A Sourcing Strategy: The 5 Key Elements of a Sourcing Proposal
Business

A Sourcing Strategy: The 5 Key Elements of a Sourcing Proposal

A sourcing strategy sets out your proposition for how you will acquire goods or services that meet a defined need for your organization. It’s a roadmap for how you intend to go to market in a different way than is currently used. The result must be a change that adds value to your organization. This means that your sourcing proposal is also a tool for selling your ideas to the rest of your organization, and therefore needs to be carefully constructed. There are five key elements to an effective sourcing proposal.

1. Evaluate how your organization currently purchases the items you are looking for. Ask “who buys what, from whom, and for how much.” Knowing who is currently doing the buying allows you to assess whether or not you have the right procurement skills to do the job well. Knowing who they buy from will tell you if there is an opportunity to reduce the number of suppliers and get lower prices with volume discounts. Knowing what prices are currently being paid allows you to find differences that will lead to short-term price savings. It also helps you compare their prices with the price paid elsewhere.

2. Assess the supply market. You can use analytical tools like Porter’s Five Forces to do this. Understanding the relative power of the companies in your supply market, those that sell to your supply market, and those that are buyers from your supply market will help you establish who gets most of the supply chain profits , which in turn will point the way to the best strategy to deal with it. For example, if your suppliers have bargaining power over your customers (including you), can you form a consortium of other buyers to rebalance this power?

Other things to consider when evaluating the supply market is whether or not new entrants can be attracted to increase competition; whether technological changes will change the nature of the supply market; the key capabilities needed to be successful in this market and which vendors have these capabilities; how capacity is defined in the industry and how well it is used. All of this is useful information to have when negotiating or it will guide you to suitable alternative providers.

3. Analysis of prices and costs. Price analysis tells you whether or not the price you are paying is fair. Essentially, you test the price against a benchmark to judge if it’s reasonable. You can use the price you last paid as a benchmark if you adjust for inflation or deflation since the last time you bought it, or you can use external benchmarks if they exist (for example, catalog prices for stationery).

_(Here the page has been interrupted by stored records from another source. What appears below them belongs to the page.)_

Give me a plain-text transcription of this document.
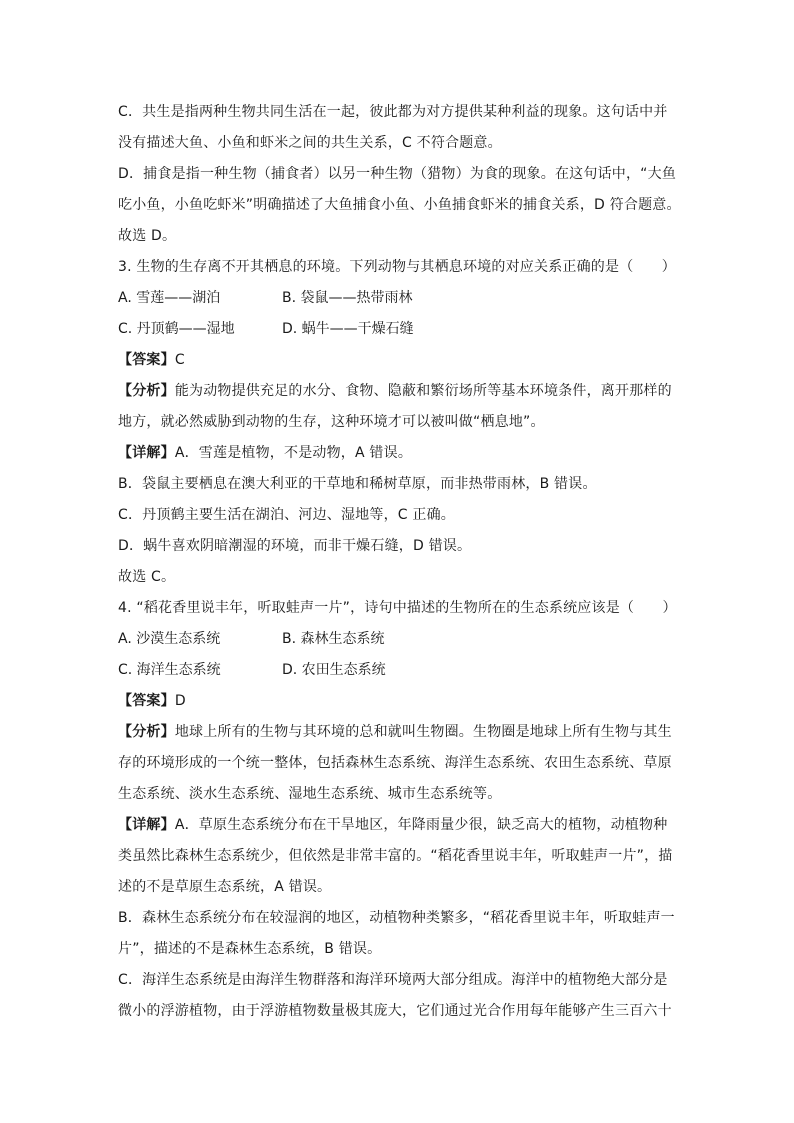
C．共生是指两种生物共同生活在一起，彼此都为对方提供某种利益的现象。这句话中并
没有描述大鱼、小鱼和虾米之间的共生关系，C 不符合题意。
D．捕食是指一种生物（捕食者）以另一种生物（猎物）为食的现象。在这句话中，“大鱼
吃小鱼，小鱼吃虾米”明确描述了大鱼捕食小鱼、小鱼捕食虾米的捕食关系，D 符合题意。
故选 D。
3. 生物的生存离不开其栖息的环境。下列动物与其栖息环境的对应关系正确的是（　　）
A. 雪莲——湖泊	B. 袋鼠——热带雨林
C. 丹顶鹤——湿地	D. 蜗牛——干燥石缝
【答案】C
【分析】能为动物提供充足的水分、食物、隐蔽和繁衍场所等基本环境条件，离开那样的
地方，就必然威胁到动物的生存，这种环境才可以被叫做“栖息地”。
【详解】A．雪莲是植物，不是动物，A 错误。
B．袋鼠主要栖息在澳大利亚的干草地和稀树草原，而非热带雨林，B 错误。
C．丹顶鹤主要生活在湖泊、河边、湿地等，C 正确。
D．蜗牛喜欢阴暗潮湿的环境，而非干燥石缝，D 错误。
故选 C。
4. “稻花香里说丰年，听取蛙声一片”，诗句中描述的生物所在的生态系统应该是（　　）
A. 沙漠生态系统	B. 森林生态系统
C. 海洋生态系统	D. 农田生态系统
【答案】D
【分析】地球上所有的生物与其环境的总和就叫生物圈。生物圈是地球上所有生物与其生
存的环境形成的一个统一整体，包括森林生态系统、海洋生态系统、农田生态系统、草原
生态系统、淡水生态系统、湿地生态系统、城市生态系统等。
【详解】A．草原生态系统分布在干旱地区，年降雨量少很，缺乏高大的植物，动植物种
类虽然比森林生态系统少，但依然是非常丰富的。“稻花香里说丰年，听取蛙声一片”，描
述的不是草原生态系统，A 错误。
B．森林生态系统分布在较湿润的地区，动植物种类繁多，“稻花香里说丰年，听取蛙声一
片”，描述的不是森林生态系统，B 错误。
C．海洋生态系统是由海洋生物群落和海洋环境两大部分组成。海洋中的植物绝大部分是
微小的浮游植物，由于浮游植物数量极其庞大，它们通过光合作用每年能够产生三百六十
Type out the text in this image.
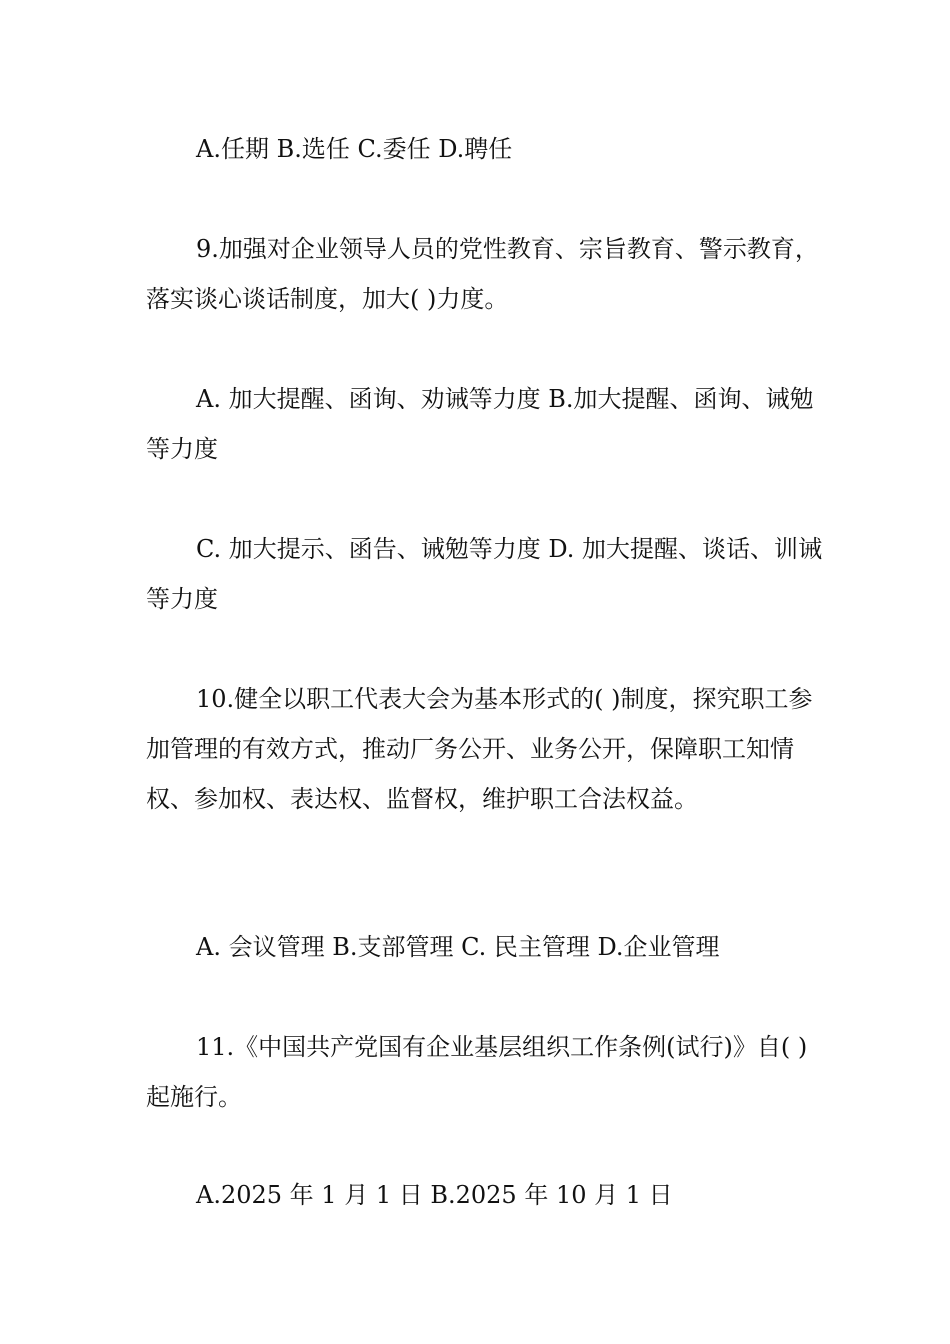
A.任期 B.选任 C.委任 D.聘任

9.加强对企业领导人员的党性教育、宗旨教育、警示教育，落实谈心谈话制度，加大( )力度。

A. 加大提醒、函询、劝诫等力度 B.加大提醒、函询、诫勉等力度

C. 加大提示、函告、诫勉等力度 D. 加大提醒、谈话、训诫等力度

10.健全以职工代表大会为基本形式的( )制度，探究职工参加管理的有效方式，推动厂务公开、业务公开，保障职工知情权、参加权、表达权、监督权，维护职工合法权益。

A. 会议管理 B.支部管理 C. 民主管理 D.企业管理

11.《中国共产党国有企业基层组织工作条例(试行)》自( )起施行。

A.2025 年 1 月 1 日 B.2025 年 10 月 1 日
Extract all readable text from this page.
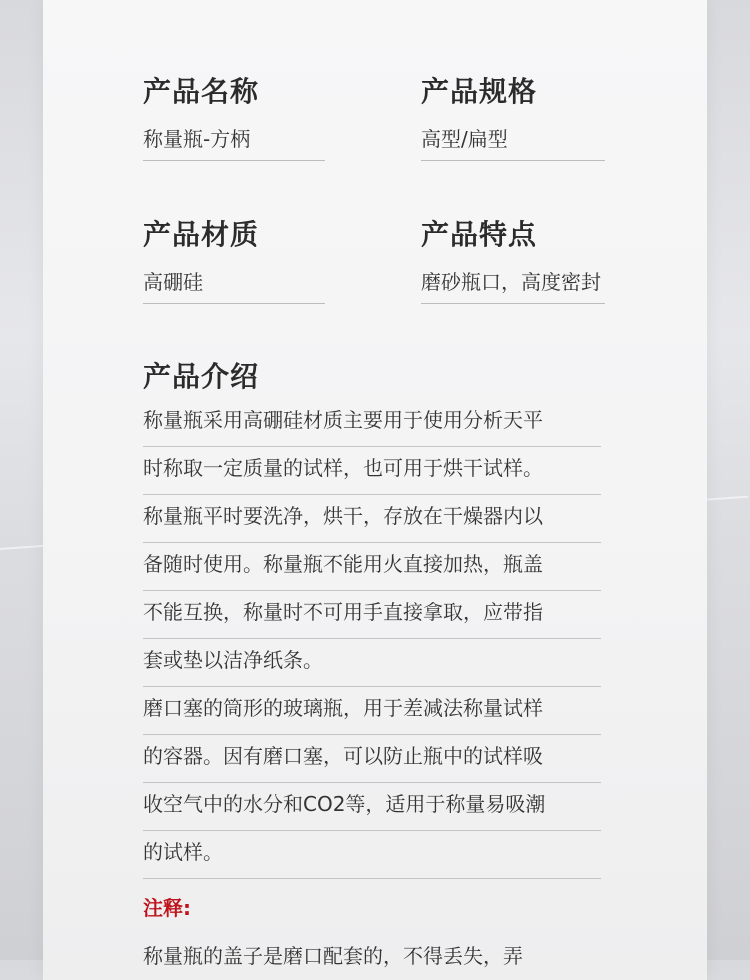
产品名称
称量瓶-方柄
产品规格
高型/扁型
产品材质
高硼硅
产品特点
磨砂瓶口，高度密封
产品介绍
称量瓶采用高硼硅材质主要用于使用分析天平
时称取一定质量的试样，也可用于烘干试样。
称量瓶平时要洗净，烘干，存放在干燥器内以
备随时使用。称量瓶不能用火直接加热，瓶盖
不能互换，称量时不可用手直接拿取，应带指
套或垫以洁净纸条。
磨口塞的筒形的玻璃瓶，用于差减法称量试样
的容器。因有磨口塞，可以防止瓶中的试样吸
收空气中的水分和CO2等，适用于称量易吸潮
的试样。
注释:
称量瓶的盖子是磨口配套的，不得丢失，弄
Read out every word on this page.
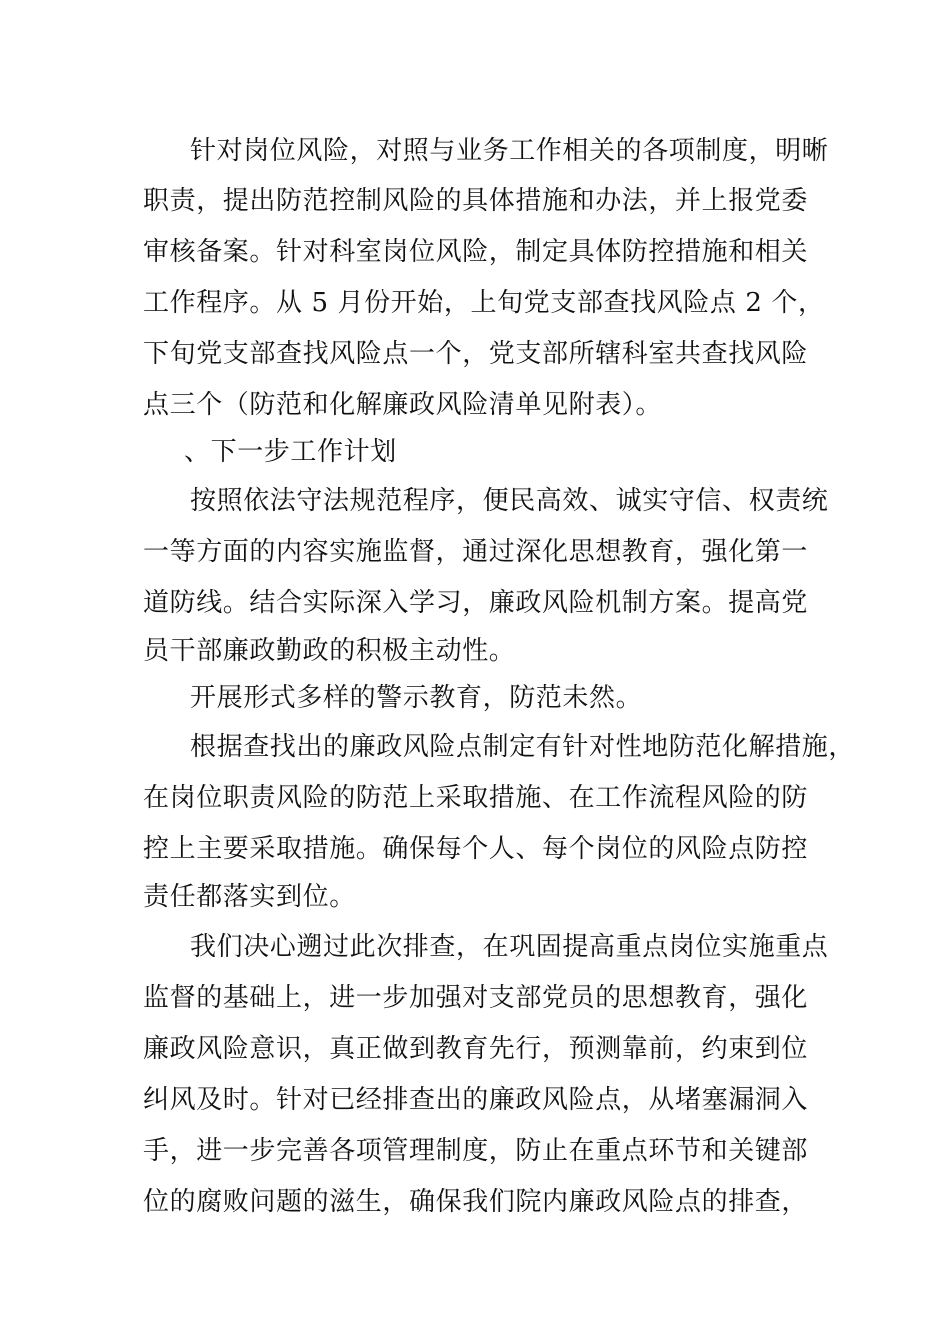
针对岗位风险，对照与业务工作相关的各项制度，明晰
职责，提出防范控制风险的具体措施和办法，并上报党委
审核备案。针对科室岗位风险，制定具体防控措施和相关
工作程序。从 5 月份开始，上旬党支部查找风险点 2 个，
下旬党支部查找风险点一个，党支部所辖科室共查找风险
点三个（防范和化解廉政风险清单见附表）。
、下一步工作计划
按照依法守法规范程序，便民高效、诚实守信、权责统
一等方面的内容实施监督，通过深化思想教育，强化第一
道防线。结合实际深入学习，廉政风险机制方案。提高党
员干部廉政勤政的积极主动性。
开展形式多样的警示教育，防范未然。
根据查找出的廉政风险点制定有针对性地防范化解措施，
在岗位职责风险的防范上采取措施、在工作流程风险的防
控上主要采取措施。确保每个人、每个岗位的风险点防控
责任都落实到位。
我们决心遡过此次排查，在巩固提高重点岗位实施重点
监督的基础上，进一步加强对支部党员的思想教育，强化
廉政风险意识，真正做到教育先行，预测靠前，约束到位
纠风及时。针对已经排查出的廉政风险点，从堵塞漏洞入
手，进一步完善各项管理制度，防止在重点环节和关键部
位的腐败问题的滋生，确保我们院内廉政风险点的排查，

Price analysis will only tell you that the price is fair if there are comparable benchmarks. If they don’t, you’ll need to look at the cost of the item. One way to do this is to send a request for information to several potential vendors (say five) and ask for a cost breakdown plus price. This will allow you to calculate the profit element (something the provider can’t give you if you ask directly). You will then be able to compare the individual cost elements of the five providers, as well as the benefit element. In turn, this will allow you to judge what is the fair cost and profit and, adding the two, the fair price.

4. Armed with your information about what you currently buy, the price you need to pay based on cost analysis, and an understanding of the supply market, you are in a position to decide your go-to-market strategy; in other words, your sourcing strategy and how it will create value for your organization.

5. The final element is going to market with a tender and possible negotiations around the range of products, prices and service levels.